Une lecture embrassée
La poésie, c’est l’école d’une surprise intérieure. J’ai parcouru ANIMALES, ses « bouchées doubles », me suis aguerri à l’affût du poème déclinant les
saisons, recréant la nature animale d’une page ouverte à la coupe du vers
traversier, du concept ainsi saisi au plus près des matières, terreuses, boisées
ou terraquées. Me suis perdu à l’orée des drames qui nous ramènent aux portes
de l’humain à peine séparé du lieu, du nid, de l’incompris verbal qui forge le
corps et donne parole à l’ombre. Je n’ai pas « manqué à la joie », à la « folie du livre ». Et soudain, à sa presque clôture, « mille écolières empoisonnées parce qu’elles
sont filles » : lors j’ai basculé, d’un mouvement sans pourquoi
ni comment, simplement d’émotion vers cet autre lieu du temps ressaisi pour
donner sens aux liens les plus forts, qui nous lient à mesure que les mots nous
délivrent de l’obscurité des silences ou du fantasme ravageur des corps
inséparés de la mère et l’enfant, du père et sa fiction. À DIRE EN SOURIANT, poèmes qui prennent la main et l’œil du lecteur
pour le conduire au seuil, « quand
le monde et les mots bougent, bougent / dos à dos / mots et monde / s’écrivant.
»
Les régimes d’écriture sont incomparables, or l’émotion suscitée l’emporte sur
les choix prosodiques. Pierre Drogi poursuit lui aussi
ainsi : « excepté que ça
bouge excepté que tout bouge. le temps
brouillé les gens aussi. » Et
Christophe Lamiot Énos en réponse : « (…) vers la fin du jour qui nous entraîne à revenir, à l’obscurité / à
la présence de bois, de plantes / même, à l’impression meubles, parois / notre
vécu ou ce qui le sangle. »
Les échos se sont ainsi multipliés dans le double de ma lecture à ce point qu’à
la fois j’ai ressenti un trouble inquiet, comme unanime, celui que la puissance
du poème lu provoque en moi, et mesuré l’identité, la singularité que l’on ne
peut confondre de ces deux livres frères en distinction.
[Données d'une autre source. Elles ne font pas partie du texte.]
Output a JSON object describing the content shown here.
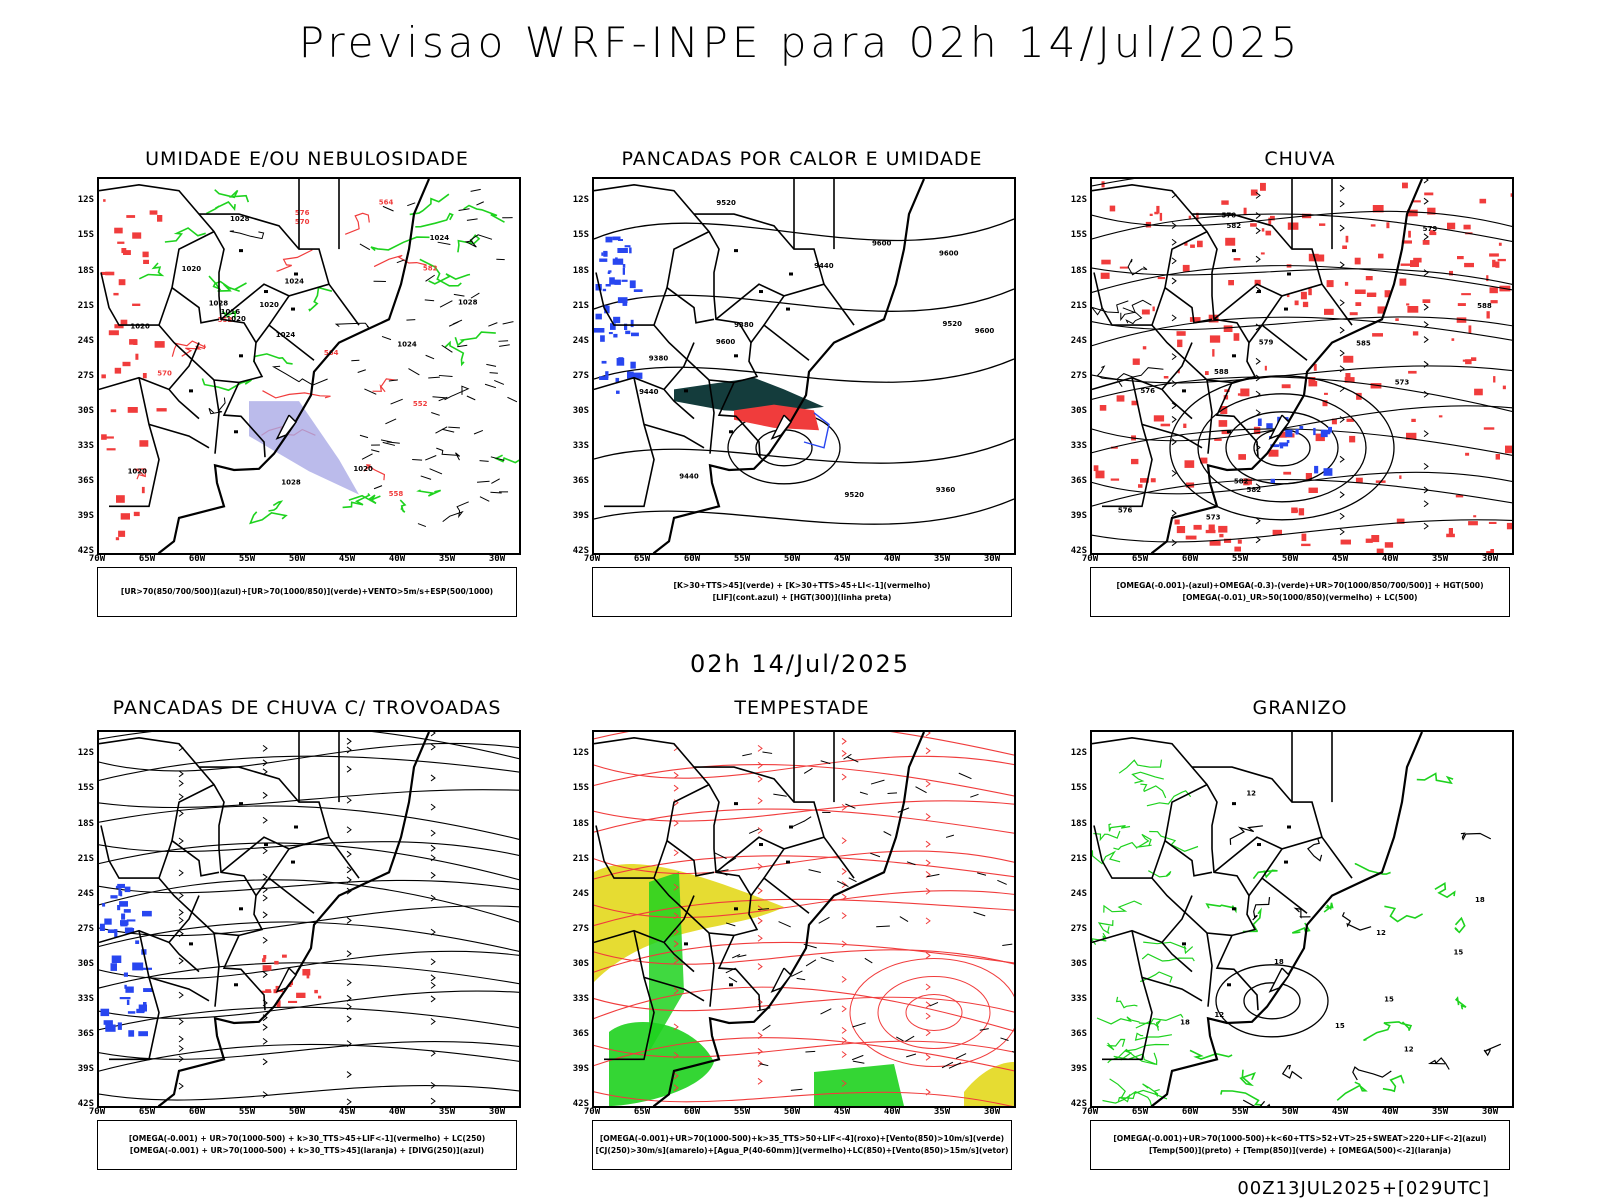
{
  "title": "Previsao WRF-INPE  para 02h 14/Jul/2025",
  "mid_date": "02h 14/Jul/2025",
  "footer": "00Z13JUL2025+[029UTC]",
  "lat_labels": [
    "12S",
    "15S",
    "18S",
    "21S",
    "24S",
    "27S",
    "30S",
    "33S",
    "36S",
    "39S",
    "42S"
  ],
  "lon_labels": [
    "70W",
    "65W",
    "60W",
    "55W",
    "50W",
    "45W",
    "40W",
    "35W",
    "30W"
  ],
  "colors": {
    "red": "#f03c3c",
    "green": "#1ed21e",
    "blue": "#2846f0",
    "yellow": "#e6dc32",
    "lavender": "#aaaae6",
    "darkteal": "#143c3c",
    "black": "#000000"
  },
  "panels": [
    {
      "title": "UMIDADE E/OU NEBULOSIDADE",
      "legend": [
        "[UR>70(850/700/500)](azul)+[UR>70(1000/850)](verde)+VENTO>5m/s+ESP(500/1000)"
      ],
      "labels": [
        "1016",
        "1020",
        "1020",
        "1024",
        "1020",
        "1020",
        "1028",
        "1024",
        "1020",
        "1028",
        "1020",
        "1024",
        "1024",
        "1028",
        "1028",
        "570",
        "564",
        "558",
        "552",
        "582",
        "576",
        "564",
        "570",
        "552"
      ]
    },
    {
      "title": "PANCADAS POR CALOR E UMIDADE",
      "legend": [
        "[K>30+TTS>45](verde) + [K>30+TTS>45+LI<-1](vermelho)",
        "[LIF](cont.azul) + [HGT(300)](linha preta)"
      ],
      "labels": [
        "9600",
        "9600",
        "9600",
        "9600",
        "9520",
        "9520",
        "9520",
        "9440",
        "9440",
        "9440",
        "9380",
        "9380",
        "9360"
      ]
    },
    {
      "title": "CHUVA",
      "legend": [
        "[OMEGA(-0.001)-(azul)+OMEGA(-0.3)-(verde)+UR>70(1000/850/700/500)] + HGT(500)",
        "[OMEGA(-0.01)_UR>50(1000/850)(vermelho) + LC(500)"
      ],
      "labels": [
        "588",
        "585",
        "582",
        "582",
        "579",
        "576",
        "573",
        "570",
        "582",
        "579",
        "576",
        "573",
        "588"
      ]
    },
    {
      "title": "PANCADAS DE CHUVA C/ TROVOADAS",
      "legend": [
        "[OMEGA(-0.001) + UR>70(1000-500) + k>30_TTS>45+LIF<-1](vermelho) + LC(250)",
        "[OMEGA(-0.001) + UR>70(1000-500) + k>30_TTS>45](laranja) + [DIVG(250)](azul)"
      ],
      "labels": []
    },
    {
      "title": "TEMPESTADE",
      "legend": [
        "[OMEGA(-0.001)+UR>70(1000-500)+k>35_TTS>50+LIF<-4](roxo)+[Vento(850)>10m/s](verde)",
        "[CJ(250)>30m/s](amarelo)+[Agua_P(40-60mm)](vermelho)+LC(850)+[Vento(850)>15m/s](vetor)"
      ],
      "labels": []
    },
    {
      "title": "GRANIZO",
      "legend": [
        "[OMEGA(-0.001)+UR>70(1000-500)+k<60+TTS>52+VT>25+SWEAT>220+LIF<-2](azul)",
        "[Temp(500)](preto) + [Temp(850)](verde) + [OMEGA(500)<-2](laranja)"
      ],
      "labels": [
        "12",
        "12",
        "12",
        "15",
        "15",
        "18",
        "18",
        "18",
        "12",
        "15"
      ]
    }
  ]
}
Lecture embrassée,
enlacée devrais-je dire, par un secret commun que je ne peux nommer mais
seulement soupçonner. « Tu me les
rappelles / alertes moments / volante hirondelle // feuille dans le vent
(…) », une discrétion propre à ce dialogue avec l’enfant chez
Christophe Lamiot Énos, auquel je joins, dans l’hypothèse apeurée que je fais
d’un drame tu et insistant chez Pierre Drogi : « les mots ne sont que les petits captifs d’autre chose (sourcement) /
qui coule cache
et délivre une moisson d’étranges bulles ? » (…) « effets d’eau vivante / que la peau /
dépouille (effets vêtements / de / toute apparence) ».
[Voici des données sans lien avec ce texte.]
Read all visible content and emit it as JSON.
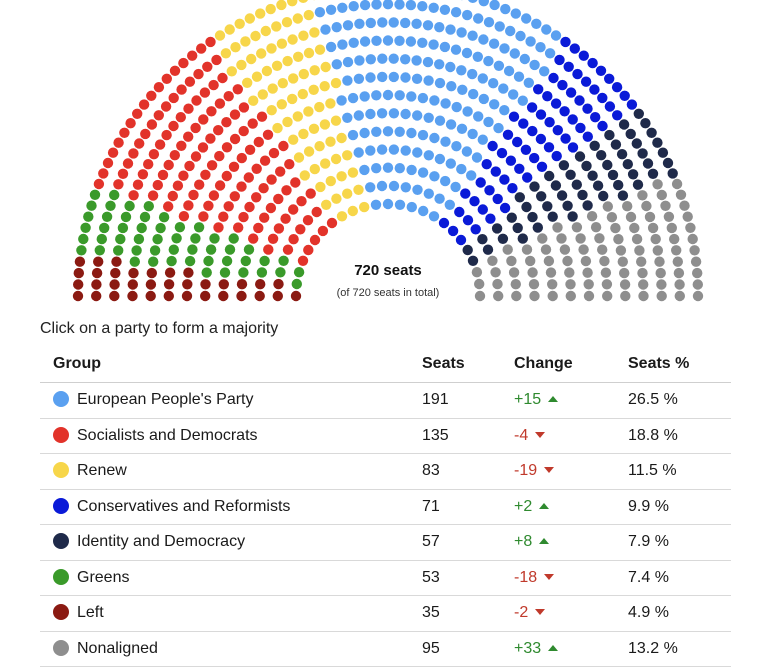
{
  "chart_data": {
    "type": "parliament",
    "total_label": "720 seats",
    "total_sub": "(of 720 seats in total)",
    "total": 720,
    "parties": [
      {
        "name": "Left",
        "seats": 35,
        "color": "#8b1a12"
      },
      {
        "name": "Greens",
        "seats": 53,
        "color": "#3a9a2a"
      },
      {
        "name": "Socialists and Democrats",
        "seats": 135,
        "color": "#e2332a"
      },
      {
        "name": "Renew",
        "seats": 83,
        "color": "#f7d64a"
      },
      {
        "name": "European People's Party",
        "seats": 191,
        "color": "#5aa0f0"
      },
      {
        "name": "Conservatives and Reformists",
        "seats": 71,
        "color": "#0a1ad8"
      },
      {
        "name": "Identity and Democracy",
        "seats": 57,
        "color": "#1f2a4a"
      },
      {
        "name": "Nonaligned",
        "seats": 95,
        "color": "#8e8e8e"
      }
    ]
  },
  "instruction": "Click on a party to form a majority",
  "table": {
    "headers": [
      "Group",
      "Seats",
      "Change",
      "Seats %"
    ],
    "rows": [
      {
        "group": "European People's Party",
        "color": "#5aa0f0",
        "seats": "191",
        "change": "+15",
        "dir": "up",
        "pct": "26.5 %"
      },
      {
        "group": "Socialists and Democrats",
        "color": "#e2332a",
        "seats": "135",
        "change": "-4",
        "dir": "down",
        "pct": "18.8 %"
      },
      {
        "group": "Renew",
        "color": "#f7d64a",
        "seats": "83",
        "change": "-19",
        "dir": "down",
        "pct": "11.5 %"
      },
      {
        "group": "Conservatives and Reformists",
        "color": "#0a1ad8",
        "seats": "71",
        "change": "+2",
        "dir": "up",
        "pct": "9.9 %"
      },
      {
        "group": "Identity and Democracy",
        "color": "#1f2a4a",
        "seats": "57",
        "change": "+8",
        "dir": "up",
        "pct": "7.9 %"
      },
      {
        "group": "Greens",
        "color": "#3a9a2a",
        "seats": "53",
        "change": "-18",
        "dir": "down",
        "pct": "7.4 %"
      },
      {
        "group": "Left",
        "color": "#8b1a12",
        "seats": "35",
        "change": "-2",
        "dir": "down",
        "pct": "4.9 %"
      },
      {
        "group": "Nonaligned",
        "color": "#8e8e8e",
        "seats": "95",
        "change": "+33",
        "dir": "up",
        "pct": "13.2 %"
      }
    ]
  }
}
L’essentiel de ces deux livres, leur beauté, tient dans le mouvement quasiment
magique qu’ils opèrent : d’une chose à l’autre, d’un lieu à un autre lieu,
d’un visage ou d’un nom à un corps, l’inversion polaire des attaches se produit
et la lecture achevée, dans son mouvement de pause, voit s’effacer peu à peu les
images rémanentes, se redistribuer les cartes d’un jugement infidèle aux
souvenirs déroulés, aux marches évoquées. J’ai plongé dans l’image dévorante de
poètes acharnés, grattant la table de leurs livres, un à un arraché au désordre
du vivre pour offrir l’autre temps d’une rédemption esthétique, d’un apaisement
lucide. « Voilà le sort des enfants obstinés… », chantions-nous
naguère.
[Yves Boudier]
Pierre Drogi, Animales suivi
de Suite Azyme & Porte-Lune, Le
clou dans le fer, Paris 2013.
Christophe Lamiot Énos, À dire en
souriant, Éditions Rehauts, Paris 2013.